10% rise in foreign nationals at work

 

IMMIGRANTS:THE NUMBER of immigrants at work has increased by almost 10 per cent since the last census, in contrast with a 9 per cent fall in the number of Irish nationals at work.

As a result, the unemployment rate among non-Irish people (22.4 per cent) was higher than among Irish nationals (18.5 per cent). However, the percentage increase in unemployment since 2006 was lower among non-Irish workers (130 per cent) than Irish workers (143 per cent). The number of foreign nationals in employment passed a quarter of a million for the first time in 2011.

Polish nationals accounted for 80 per cent of the 24,000 additional workers. There was a doubling of the number of Polish women working, accounting for about 80 per cent of Polish workers. However there was just a 10 per cent increase in Polish men working.

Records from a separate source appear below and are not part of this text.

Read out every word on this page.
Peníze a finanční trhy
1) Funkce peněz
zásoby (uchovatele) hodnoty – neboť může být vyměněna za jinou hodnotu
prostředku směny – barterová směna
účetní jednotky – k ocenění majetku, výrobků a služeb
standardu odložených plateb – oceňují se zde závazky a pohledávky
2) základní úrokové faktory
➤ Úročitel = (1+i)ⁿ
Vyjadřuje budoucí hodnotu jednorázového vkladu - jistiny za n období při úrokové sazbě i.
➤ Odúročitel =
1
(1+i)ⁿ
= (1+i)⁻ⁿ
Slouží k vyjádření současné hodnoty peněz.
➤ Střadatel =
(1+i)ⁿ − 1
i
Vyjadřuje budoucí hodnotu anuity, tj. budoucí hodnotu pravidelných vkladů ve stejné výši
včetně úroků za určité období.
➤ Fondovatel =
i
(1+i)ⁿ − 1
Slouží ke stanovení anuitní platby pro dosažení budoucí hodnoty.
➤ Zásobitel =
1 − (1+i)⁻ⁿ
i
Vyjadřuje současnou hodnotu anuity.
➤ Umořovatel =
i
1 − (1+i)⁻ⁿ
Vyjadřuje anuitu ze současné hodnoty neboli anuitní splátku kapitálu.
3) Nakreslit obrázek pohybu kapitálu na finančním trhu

Much of this gender difference can be explained by sectoral differences. The largest increase in immigrant workers was in the wholesale and retail sectors, where a quarter of Polish workers were employed. Construction and manufacturing were the only sectors to see a fall in foreign nationals at work, with a drop of 68 per cent in construction.

The census report also looked at changes in education. It showed a significant increase in the number of full-time students since 2006, up by almost 60,000 (17 per cent).

A two-thirds increase in male students has almost closed a gender gap which has historically seen more women in full-time education than men.

However, while 56 per cent of those with a third-level qualification were women, 59 per cent of those with doctorates were men.

The number of students has doubled over the last three decades, the report said, reflected in the educational attainment by age. More than 40 per cent of people in their 30s had third-level education, compared to just over 30 per cent of people in their 40s.

There is also an increase in the number of older students, with those aged 35-44 more than doubling in the five years from 2006.